Rajoy ignore un Puigdemont qui gesticule de Bruxelles pour se tourner vers la leader de Ciudadanos qui préfère attendre de voir ce que fera le chef des séparatistes…

« Les élections les plus anormales de l’histoire de la Catalogne » : ainsi le quotidien El Pais a-t-il qualifié vendredi le résultat des élections convoquées après le recours à l’article 155 pour démettre le gouvernement catalan suite à la déclaration unilatérale d’indépendance. Anormales car les résultats ont « jeté un scénario de gouvernance difficile (…) qui menace d’affecter toute la politique espagnole ».

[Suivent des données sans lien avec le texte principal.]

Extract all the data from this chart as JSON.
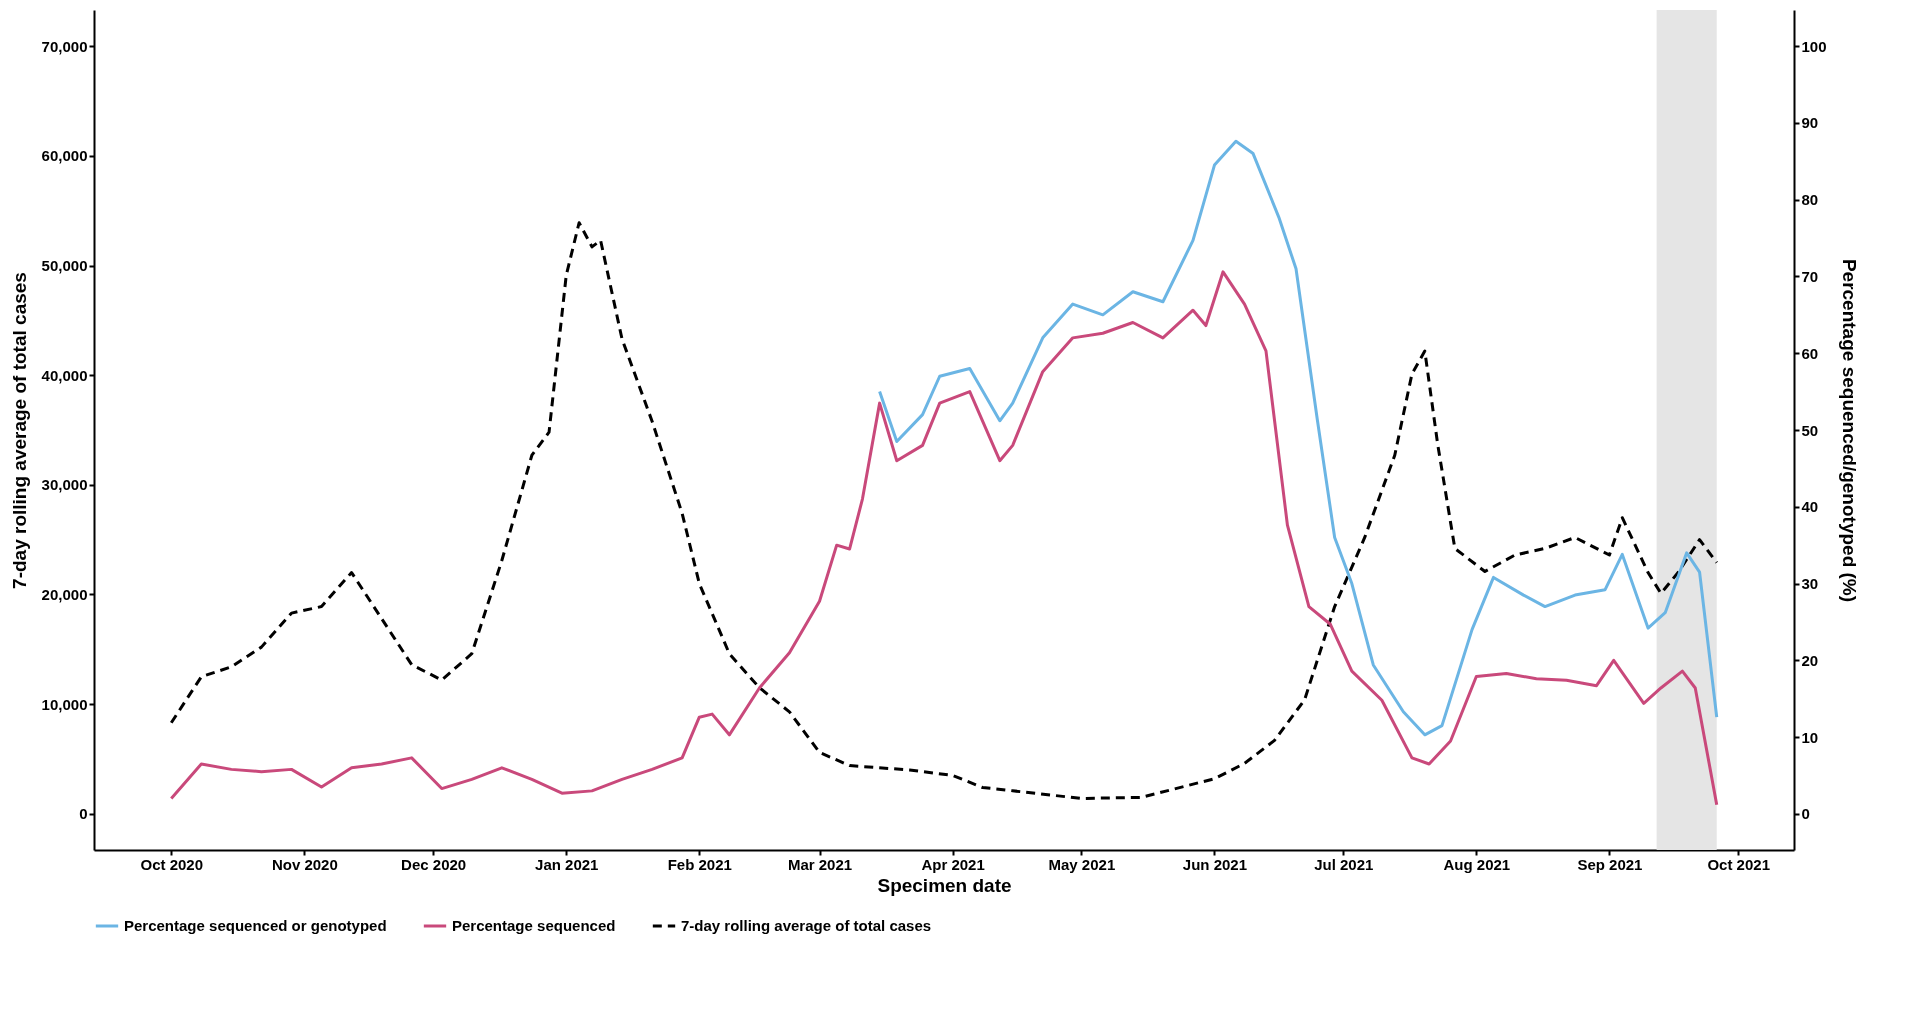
{
  "chart_data": {
    "type": "line",
    "xlabel": "Specimen date",
    "ylabel": "7-day rolling average of total cases",
    "y2label": "Percentage sequenced/genotyped (%)",
    "xlim": [
      "2020-09-13",
      "2021-10-14"
    ],
    "xticks": [
      {
        "value": "2020-10-01",
        "label": "Oct 2020"
      },
      {
        "value": "2020-11-01",
        "label": "Nov 2020"
      },
      {
        "value": "2020-12-01",
        "label": "Dec 2020"
      },
      {
        "value": "2021-01-01",
        "label": "Jan 2021"
      },
      {
        "value": "2021-02-01",
        "label": "Feb 2021"
      },
      {
        "value": "2021-03-01",
        "label": "Mar 2021"
      },
      {
        "value": "2021-04-01",
        "label": "Apr 2021"
      },
      {
        "value": "2021-05-01",
        "label": "May 2021"
      },
      {
        "value": "2021-06-01",
        "label": "Jun 2021"
      },
      {
        "value": "2021-07-01",
        "label": "Jul 2021"
      },
      {
        "value": "2021-08-01",
        "label": "Aug 2021"
      },
      {
        "value": "2021-09-01",
        "label": "Sep 2021"
      },
      {
        "value": "2021-10-01",
        "label": "Oct 2021"
      }
    ],
    "ylim": [
      -3300,
      73300
    ],
    "yticks": [
      0,
      {
        "value": 10000,
        "label": "10,000"
      },
      {
        "value": 20000,
        "label": "20,000"
      },
      {
        "value": 30000,
        "label": "30,000"
      },
      {
        "value": 40000,
        "label": "40,000"
      },
      {
        "value": 50000,
        "label": "50,000"
      },
      {
        "value": 60000,
        "label": "60,000"
      },
      {
        "value": 70000,
        "label": "70,000"
      }
    ],
    "y2lim": [
      -4.7,
      104.7
    ],
    "y2ticks": [
      0,
      10,
      20,
      30,
      40,
      50,
      60,
      70,
      80,
      90,
      100
    ],
    "grid": false,
    "legend": "bottom",
    "bands": [
      {
        "axis": "x",
        "from": "2021-09-12",
        "to": "2021-09-26",
        "color": "#e5e5e5"
      }
    ],
    "series": [
      {
        "name": "Percentage sequenced or genotyped",
        "color": "#6bb5e4",
        "axis": "y2",
        "line_style": "solid",
        "x": [
          "2021-03-15",
          "2021-03-19",
          "2021-03-25",
          "2021-03-29",
          "2021-04-05",
          "2021-04-12",
          "2021-04-15",
          "2021-04-22",
          "2021-04-29",
          "2021-05-06",
          "2021-05-13",
          "2021-05-20",
          "2021-05-27",
          "2021-06-01",
          "2021-06-06",
          "2021-06-10",
          "2021-06-16",
          "2021-06-20",
          "2021-06-25",
          "2021-06-29",
          "2021-07-03",
          "2021-07-08",
          "2021-07-15",
          "2021-07-20",
          "2021-07-24",
          "2021-07-31",
          "2021-08-05",
          "2021-08-12",
          "2021-08-17",
          "2021-08-24",
          "2021-08-31",
          "2021-09-04",
          "2021-09-10",
          "2021-09-14",
          "2021-09-19",
          "2021-09-22",
          "2021-09-26"
        ],
        "values": [
          55,
          48.5,
          52,
          57,
          58,
          51.2,
          53.5,
          62,
          66.4,
          65,
          68,
          66.7,
          74.7,
          84.5,
          87.6,
          86,
          77.7,
          71,
          51.2,
          36,
          30,
          19.4,
          13.3,
          10.3,
          11.5,
          24,
          30.8,
          28.5,
          27,
          28.5,
          29.2,
          33.8,
          24.2,
          26.2,
          34,
          31.5,
          12.6
        ]
      },
      {
        "name": "Percentage sequenced",
        "color": "#c9497b",
        "axis": "y2",
        "line_style": "solid",
        "x": [
          "2020-10-01",
          "2020-10-08",
          "2020-10-15",
          "2020-10-22",
          "2020-10-29",
          "2020-11-05",
          "2020-11-12",
          "2020-11-19",
          "2020-11-26",
          "2020-12-03",
          "2020-12-10",
          "2020-12-17",
          "2020-12-24",
          "2020-12-31",
          "2021-01-07",
          "2021-01-14",
          "2021-01-21",
          "2021-01-28",
          "2021-02-01",
          "2021-02-04",
          "2021-02-08",
          "2021-02-15",
          "2021-02-22",
          "2021-03-01",
          "2021-03-05",
          "2021-03-08",
          "2021-03-11",
          "2021-03-15",
          "2021-03-19",
          "2021-03-25",
          "2021-03-29",
          "2021-04-05",
          "2021-04-12",
          "2021-04-15",
          "2021-04-22",
          "2021-04-29",
          "2021-05-06",
          "2021-05-13",
          "2021-05-20",
          "2021-05-27",
          "2021-05-30",
          "2021-06-03",
          "2021-06-08",
          "2021-06-13",
          "2021-06-18",
          "2021-06-23",
          "2021-06-28",
          "2021-07-03",
          "2021-07-10",
          "2021-07-17",
          "2021-07-21",
          "2021-07-26",
          "2021-08-01",
          "2021-08-08",
          "2021-08-15",
          "2021-08-22",
          "2021-08-29",
          "2021-09-02",
          "2021-09-09",
          "2021-09-13",
          "2021-09-18",
          "2021-09-21",
          "2021-09-26"
        ],
        "values": [
          2,
          6.5,
          5.8,
          5.5,
          5.8,
          3.5,
          6,
          6.5,
          7.3,
          3.3,
          4.5,
          6,
          4.5,
          2.7,
          3,
          4.5,
          5.8,
          7.3,
          12.6,
          13,
          10.3,
          16.4,
          21,
          27.7,
          35,
          34.5,
          41,
          53.5,
          46,
          48,
          53.5,
          55,
          46,
          48,
          57.6,
          62,
          62.6,
          64,
          62,
          65.6,
          63.6,
          70.6,
          66.4,
          60.3,
          37.6,
          27,
          24.7,
          18.6,
          14.8,
          7.3,
          6.5,
          9.5,
          17.9,
          18.3,
          17.6,
          17.4,
          16.7,
          20,
          14.4,
          16.4,
          18.6,
          16.4,
          1.2
        ]
      },
      {
        "name": "7-day rolling average of total cases",
        "color": "#000000",
        "axis": "y",
        "line_style": "dashed",
        "x": [
          "2020-10-01",
          "2020-10-08",
          "2020-10-15",
          "2020-10-22",
          "2020-10-29",
          "2020-11-05",
          "2020-11-12",
          "2020-11-19",
          "2020-11-26",
          "2020-12-03",
          "2020-12-10",
          "2020-12-17",
          "2020-12-24",
          "2020-12-28",
          "2021-01-01",
          "2021-01-04",
          "2021-01-07",
          "2021-01-09",
          "2021-01-14",
          "2021-01-21",
          "2021-01-28",
          "2021-02-01",
          "2021-02-08",
          "2021-02-15",
          "2021-02-22",
          "2021-03-01",
          "2021-03-08",
          "2021-03-22",
          "2021-04-01",
          "2021-04-08",
          "2021-04-15",
          "2021-05-01",
          "2021-05-15",
          "2021-06-01",
          "2021-06-08",
          "2021-06-15",
          "2021-06-22",
          "2021-06-29",
          "2021-07-06",
          "2021-07-13",
          "2021-07-17",
          "2021-07-20",
          "2021-07-23",
          "2021-07-27",
          "2021-08-03",
          "2021-08-10",
          "2021-08-17",
          "2021-08-24",
          "2021-09-01",
          "2021-09-04",
          "2021-09-10",
          "2021-09-13",
          "2021-09-17",
          "2021-09-22",
          "2021-09-26"
        ],
        "values": [
          8300,
          12500,
          13400,
          15200,
          18300,
          18900,
          22000,
          17800,
          13600,
          12200,
          14600,
          23100,
          32700,
          34800,
          49100,
          53900,
          51700,
          52300,
          43300,
          35800,
          27400,
          21000,
          14600,
          11500,
          9300,
          5600,
          4400,
          4000,
          3500,
          2400,
          2100,
          1400,
          1500,
          3200,
          4600,
          6700,
          10400,
          18900,
          25200,
          32700,
          40100,
          42200,
          33700,
          24200,
          22100,
          23600,
          24200,
          25200,
          23600,
          27000,
          22000,
          20100,
          22000,
          25000,
          22900
        ]
      }
    ]
  }
}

Même si les résultats sont désormais définitifs, difficile en effet de dire qui a gagné. Carles Puigdemont a certes réagi rapidement de Bruxelles où il est exilé pour jubiler : « la République catalane a gagné face à la monarchie du 155 ». Contre tous les pronostics sa liste « Ensemble pour la Catalogne » s’est certes imposée comme la première force indépendantiste, avec deux sièges de plus que la Gauche républicaine de Catalogne (ERC) mais leurs résultats additionnés ne permet pas de passer la barre des 70 qui assure la majorité. Les ultras radicaux de la CUP qui ont certes perdu 6 sièges pour n’en garder que 4 peuvent donc encore peser, sachant qu’ils ont déjà dit ne soutenir que « celui qui prendra l’engagement de l’unilatéralité ». Une épine que Puigdemont tente d’enlever de sa chaussure en cherchant l’ouverture. « Nous voulons conclure des accords pas seulement avec le CUP » a- t-il clairement dit vendredi depuis Bruxelles, « nous voulons décider de notre avenir. Si d’autres Groupes partagent notre vision, nous serions heureux d’élargir nos accords ».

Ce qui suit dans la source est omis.